Artist: Edward Sol Title: Untitled Silver Label: Quasi Pop
Genre: Experimental / Noise
Track Listing:
01-23 NOTE: All Untitled Silver tracks numbered
Edward Sol, who for this release and it’s mirror, “Untitled Gold” drops his full name in favour for the more ambivalent S. in “Untitled Silver” released on his label Quasi Pop. Utilising tape loops, electronic twitches, noise machines and field recordings, Mr S. evinces his fascination for the number 23 to the nth degree. 23 tracks, each one minute and one second each totalling 23:23, with some ascription to the oft and erroneously attributed methods of number by Pythagorus.
Such finely demarcated audio tracks might initially present a confined space in which to wax experimentation but Edward S. carefully circumnavigates any limitations such dimensions proffer, a few songs into the short release and the audio-room is more like a sequence of boxed chambers linked imperceptibly by pinholes in each wall.

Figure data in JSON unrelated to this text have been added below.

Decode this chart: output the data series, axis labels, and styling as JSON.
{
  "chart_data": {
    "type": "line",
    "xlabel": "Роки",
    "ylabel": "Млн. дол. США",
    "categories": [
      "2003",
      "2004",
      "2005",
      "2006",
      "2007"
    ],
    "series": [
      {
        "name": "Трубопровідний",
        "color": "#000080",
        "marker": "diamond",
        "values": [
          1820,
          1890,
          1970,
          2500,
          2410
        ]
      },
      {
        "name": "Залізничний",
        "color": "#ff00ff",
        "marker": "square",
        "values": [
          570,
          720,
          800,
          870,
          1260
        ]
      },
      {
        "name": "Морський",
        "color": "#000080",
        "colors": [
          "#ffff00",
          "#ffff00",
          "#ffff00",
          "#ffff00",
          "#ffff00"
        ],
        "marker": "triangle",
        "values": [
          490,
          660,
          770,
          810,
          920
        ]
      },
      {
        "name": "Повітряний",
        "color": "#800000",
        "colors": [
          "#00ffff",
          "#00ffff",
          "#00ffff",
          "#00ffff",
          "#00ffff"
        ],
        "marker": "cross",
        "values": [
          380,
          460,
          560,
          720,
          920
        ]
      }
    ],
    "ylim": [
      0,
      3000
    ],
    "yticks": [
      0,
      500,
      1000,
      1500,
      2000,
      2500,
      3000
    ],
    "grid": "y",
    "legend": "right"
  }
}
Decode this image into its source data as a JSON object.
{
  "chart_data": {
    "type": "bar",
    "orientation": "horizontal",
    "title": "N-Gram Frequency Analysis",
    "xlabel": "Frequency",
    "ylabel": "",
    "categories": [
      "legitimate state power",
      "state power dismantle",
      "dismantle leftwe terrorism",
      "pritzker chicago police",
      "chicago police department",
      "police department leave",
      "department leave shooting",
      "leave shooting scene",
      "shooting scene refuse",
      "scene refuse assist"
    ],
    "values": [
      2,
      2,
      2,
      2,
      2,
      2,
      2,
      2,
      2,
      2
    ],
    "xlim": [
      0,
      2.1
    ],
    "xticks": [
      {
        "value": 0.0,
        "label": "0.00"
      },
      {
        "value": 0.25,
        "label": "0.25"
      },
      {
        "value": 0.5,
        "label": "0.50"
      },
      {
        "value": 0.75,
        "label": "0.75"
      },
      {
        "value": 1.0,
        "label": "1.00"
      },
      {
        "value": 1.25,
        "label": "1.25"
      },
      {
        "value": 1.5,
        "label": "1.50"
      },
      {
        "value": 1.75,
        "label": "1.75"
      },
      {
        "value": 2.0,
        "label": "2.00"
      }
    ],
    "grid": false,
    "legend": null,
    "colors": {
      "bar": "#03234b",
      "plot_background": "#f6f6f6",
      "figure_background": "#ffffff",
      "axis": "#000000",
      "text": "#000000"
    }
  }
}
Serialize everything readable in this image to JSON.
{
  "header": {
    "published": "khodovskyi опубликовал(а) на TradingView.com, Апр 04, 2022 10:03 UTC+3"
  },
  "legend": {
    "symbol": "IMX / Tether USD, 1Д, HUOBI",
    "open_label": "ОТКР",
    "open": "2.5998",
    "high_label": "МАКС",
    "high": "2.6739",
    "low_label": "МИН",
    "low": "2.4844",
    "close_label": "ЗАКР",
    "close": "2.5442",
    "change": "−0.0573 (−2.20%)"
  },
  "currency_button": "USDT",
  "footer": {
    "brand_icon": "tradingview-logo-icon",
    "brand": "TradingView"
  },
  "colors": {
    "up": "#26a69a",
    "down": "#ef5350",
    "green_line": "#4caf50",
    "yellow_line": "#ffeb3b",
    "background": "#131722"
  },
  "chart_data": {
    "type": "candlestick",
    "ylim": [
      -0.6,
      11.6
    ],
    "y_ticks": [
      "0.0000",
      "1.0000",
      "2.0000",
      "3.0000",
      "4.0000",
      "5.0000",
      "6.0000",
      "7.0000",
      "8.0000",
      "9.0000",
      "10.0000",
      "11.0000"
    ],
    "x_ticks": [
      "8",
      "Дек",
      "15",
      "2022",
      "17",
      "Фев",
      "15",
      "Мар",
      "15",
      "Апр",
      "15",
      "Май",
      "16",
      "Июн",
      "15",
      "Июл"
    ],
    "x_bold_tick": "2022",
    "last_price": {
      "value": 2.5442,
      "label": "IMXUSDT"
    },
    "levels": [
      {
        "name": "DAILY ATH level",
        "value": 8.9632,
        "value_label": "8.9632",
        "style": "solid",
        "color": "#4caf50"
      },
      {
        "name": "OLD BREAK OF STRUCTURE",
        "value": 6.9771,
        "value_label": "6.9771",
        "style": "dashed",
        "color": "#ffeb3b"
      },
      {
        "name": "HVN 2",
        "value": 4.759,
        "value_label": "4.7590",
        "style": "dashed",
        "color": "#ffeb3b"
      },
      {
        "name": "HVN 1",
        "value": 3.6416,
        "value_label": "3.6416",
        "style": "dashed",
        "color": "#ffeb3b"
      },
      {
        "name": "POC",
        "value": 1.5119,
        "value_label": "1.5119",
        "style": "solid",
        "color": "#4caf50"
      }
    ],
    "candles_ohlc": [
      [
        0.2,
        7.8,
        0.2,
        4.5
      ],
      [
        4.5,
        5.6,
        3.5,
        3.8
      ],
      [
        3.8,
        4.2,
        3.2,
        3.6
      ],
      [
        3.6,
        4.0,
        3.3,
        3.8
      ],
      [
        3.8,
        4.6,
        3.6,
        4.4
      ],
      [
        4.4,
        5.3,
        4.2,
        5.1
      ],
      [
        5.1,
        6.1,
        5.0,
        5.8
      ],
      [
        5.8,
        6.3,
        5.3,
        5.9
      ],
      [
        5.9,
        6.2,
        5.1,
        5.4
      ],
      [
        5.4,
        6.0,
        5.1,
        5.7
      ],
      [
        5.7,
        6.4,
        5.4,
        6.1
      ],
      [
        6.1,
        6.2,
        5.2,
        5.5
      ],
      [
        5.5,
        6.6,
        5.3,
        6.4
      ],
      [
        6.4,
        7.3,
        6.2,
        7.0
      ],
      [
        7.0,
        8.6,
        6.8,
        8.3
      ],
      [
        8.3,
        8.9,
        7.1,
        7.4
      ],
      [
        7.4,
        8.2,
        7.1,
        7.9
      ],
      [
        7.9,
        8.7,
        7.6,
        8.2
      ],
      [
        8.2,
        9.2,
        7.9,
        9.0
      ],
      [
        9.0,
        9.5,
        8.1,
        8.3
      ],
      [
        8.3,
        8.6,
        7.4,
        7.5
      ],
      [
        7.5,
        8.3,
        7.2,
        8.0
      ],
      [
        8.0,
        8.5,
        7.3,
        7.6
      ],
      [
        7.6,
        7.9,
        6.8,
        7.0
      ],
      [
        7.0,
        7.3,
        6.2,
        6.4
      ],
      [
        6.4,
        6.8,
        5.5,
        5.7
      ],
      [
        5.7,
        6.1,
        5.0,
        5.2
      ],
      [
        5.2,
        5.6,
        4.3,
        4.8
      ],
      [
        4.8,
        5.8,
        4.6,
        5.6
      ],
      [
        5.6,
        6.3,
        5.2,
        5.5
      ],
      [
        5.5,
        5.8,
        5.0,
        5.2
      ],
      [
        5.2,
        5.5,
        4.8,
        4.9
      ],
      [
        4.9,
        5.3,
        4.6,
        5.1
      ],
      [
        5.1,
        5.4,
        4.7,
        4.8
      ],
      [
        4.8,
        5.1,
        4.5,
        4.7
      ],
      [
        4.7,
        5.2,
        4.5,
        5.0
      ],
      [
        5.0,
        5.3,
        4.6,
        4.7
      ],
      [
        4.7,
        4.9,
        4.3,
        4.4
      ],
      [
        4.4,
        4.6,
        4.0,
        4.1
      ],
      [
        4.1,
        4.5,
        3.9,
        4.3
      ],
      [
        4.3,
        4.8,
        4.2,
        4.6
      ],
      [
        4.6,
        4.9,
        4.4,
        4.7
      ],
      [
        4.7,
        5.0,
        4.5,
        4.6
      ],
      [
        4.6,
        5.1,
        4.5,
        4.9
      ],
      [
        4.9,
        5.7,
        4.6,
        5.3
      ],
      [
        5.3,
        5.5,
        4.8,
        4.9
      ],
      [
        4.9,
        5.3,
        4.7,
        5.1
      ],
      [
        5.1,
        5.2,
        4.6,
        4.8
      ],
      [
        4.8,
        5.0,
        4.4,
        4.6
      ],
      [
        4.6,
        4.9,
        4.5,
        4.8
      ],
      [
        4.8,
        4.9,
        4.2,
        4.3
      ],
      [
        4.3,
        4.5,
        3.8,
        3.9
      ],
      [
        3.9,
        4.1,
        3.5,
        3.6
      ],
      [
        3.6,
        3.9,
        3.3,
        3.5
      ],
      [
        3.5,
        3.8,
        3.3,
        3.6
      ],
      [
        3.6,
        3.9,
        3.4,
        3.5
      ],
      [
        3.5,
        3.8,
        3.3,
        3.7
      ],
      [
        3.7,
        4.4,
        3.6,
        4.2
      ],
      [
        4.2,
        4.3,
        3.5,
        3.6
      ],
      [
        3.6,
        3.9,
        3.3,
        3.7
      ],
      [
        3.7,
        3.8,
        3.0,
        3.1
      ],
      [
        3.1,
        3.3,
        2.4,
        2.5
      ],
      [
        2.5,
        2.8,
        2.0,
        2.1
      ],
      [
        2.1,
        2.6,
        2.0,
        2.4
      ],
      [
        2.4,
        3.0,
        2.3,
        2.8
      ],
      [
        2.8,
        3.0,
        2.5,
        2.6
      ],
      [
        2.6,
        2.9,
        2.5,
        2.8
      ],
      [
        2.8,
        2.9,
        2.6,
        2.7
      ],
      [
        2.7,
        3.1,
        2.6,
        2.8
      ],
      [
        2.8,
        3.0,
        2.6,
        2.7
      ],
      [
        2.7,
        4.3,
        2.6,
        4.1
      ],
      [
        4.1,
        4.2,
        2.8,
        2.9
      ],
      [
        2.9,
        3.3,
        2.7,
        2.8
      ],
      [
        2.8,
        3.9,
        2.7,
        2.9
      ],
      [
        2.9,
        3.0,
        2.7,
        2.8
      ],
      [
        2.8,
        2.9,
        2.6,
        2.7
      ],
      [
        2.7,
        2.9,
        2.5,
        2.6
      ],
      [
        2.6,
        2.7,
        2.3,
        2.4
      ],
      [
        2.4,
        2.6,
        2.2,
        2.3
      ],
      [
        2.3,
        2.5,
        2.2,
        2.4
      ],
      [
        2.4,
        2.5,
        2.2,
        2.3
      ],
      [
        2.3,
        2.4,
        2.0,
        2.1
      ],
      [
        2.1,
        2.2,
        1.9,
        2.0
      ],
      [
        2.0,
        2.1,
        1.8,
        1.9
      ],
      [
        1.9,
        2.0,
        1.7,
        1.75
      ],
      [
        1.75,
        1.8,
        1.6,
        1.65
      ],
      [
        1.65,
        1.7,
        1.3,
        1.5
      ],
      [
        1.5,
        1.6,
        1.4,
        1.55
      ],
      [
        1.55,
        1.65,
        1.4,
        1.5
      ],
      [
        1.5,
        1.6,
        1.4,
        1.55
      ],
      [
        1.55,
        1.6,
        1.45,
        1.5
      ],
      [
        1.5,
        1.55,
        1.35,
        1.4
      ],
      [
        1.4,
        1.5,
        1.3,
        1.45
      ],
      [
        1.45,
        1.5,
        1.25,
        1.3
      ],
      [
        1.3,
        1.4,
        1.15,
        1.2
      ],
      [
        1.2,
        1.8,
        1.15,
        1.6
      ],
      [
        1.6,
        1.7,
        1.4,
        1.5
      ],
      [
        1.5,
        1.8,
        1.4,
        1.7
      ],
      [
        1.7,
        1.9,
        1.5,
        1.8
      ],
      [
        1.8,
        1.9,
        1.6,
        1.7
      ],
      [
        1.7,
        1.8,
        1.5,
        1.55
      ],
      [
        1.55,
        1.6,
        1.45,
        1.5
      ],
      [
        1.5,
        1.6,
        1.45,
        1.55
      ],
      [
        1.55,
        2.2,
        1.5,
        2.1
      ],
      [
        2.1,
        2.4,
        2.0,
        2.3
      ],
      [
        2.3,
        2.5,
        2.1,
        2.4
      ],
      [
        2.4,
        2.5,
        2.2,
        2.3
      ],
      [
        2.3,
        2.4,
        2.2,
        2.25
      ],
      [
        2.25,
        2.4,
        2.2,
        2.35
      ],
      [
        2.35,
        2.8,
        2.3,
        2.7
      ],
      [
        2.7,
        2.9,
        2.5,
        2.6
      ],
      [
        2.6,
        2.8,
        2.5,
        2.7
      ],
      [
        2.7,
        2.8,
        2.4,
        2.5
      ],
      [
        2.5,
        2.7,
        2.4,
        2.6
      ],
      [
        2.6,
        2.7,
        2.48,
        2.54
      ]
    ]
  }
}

Taped fragments are spun and cycled, frothing reverberation into garbled sequences of recognisable form before spasms reduce familiarity. The dark chambers crept through breath verminous streams of aural souvenirs, at times frowzy particles or strident strikes, perpetually attesting to the irregular rhythms like some stop motion nightmare. Objects rustle in corners, glinting with agglutinated dust and angular debris, providing a sound-holes more Euclidian than Pythagorean. While “Untitled Silver” is a dusty dark spread of shaved sound, contorted electronics, there is, in brief moments, melodic drones and tones that seem to thread their way via the aforementioned kaleidoscopic viewing holes like twines of argent wire.
As quite the conceptual presentation, “Untitled Silver” flows with nary noticeable marks tween the songs that could be noted as perceptible, with Mr S. suasions sinuously threading all 23 tracks favourably.
For a limited edition of 23 discs on CDr, the album has at least been succinctly stylised with a spray-painted silver slimcase cover with transparent title/liner notes information stuck to the cover. The CDr itself is a professionally duplicated disc with laser printing on its silvered face.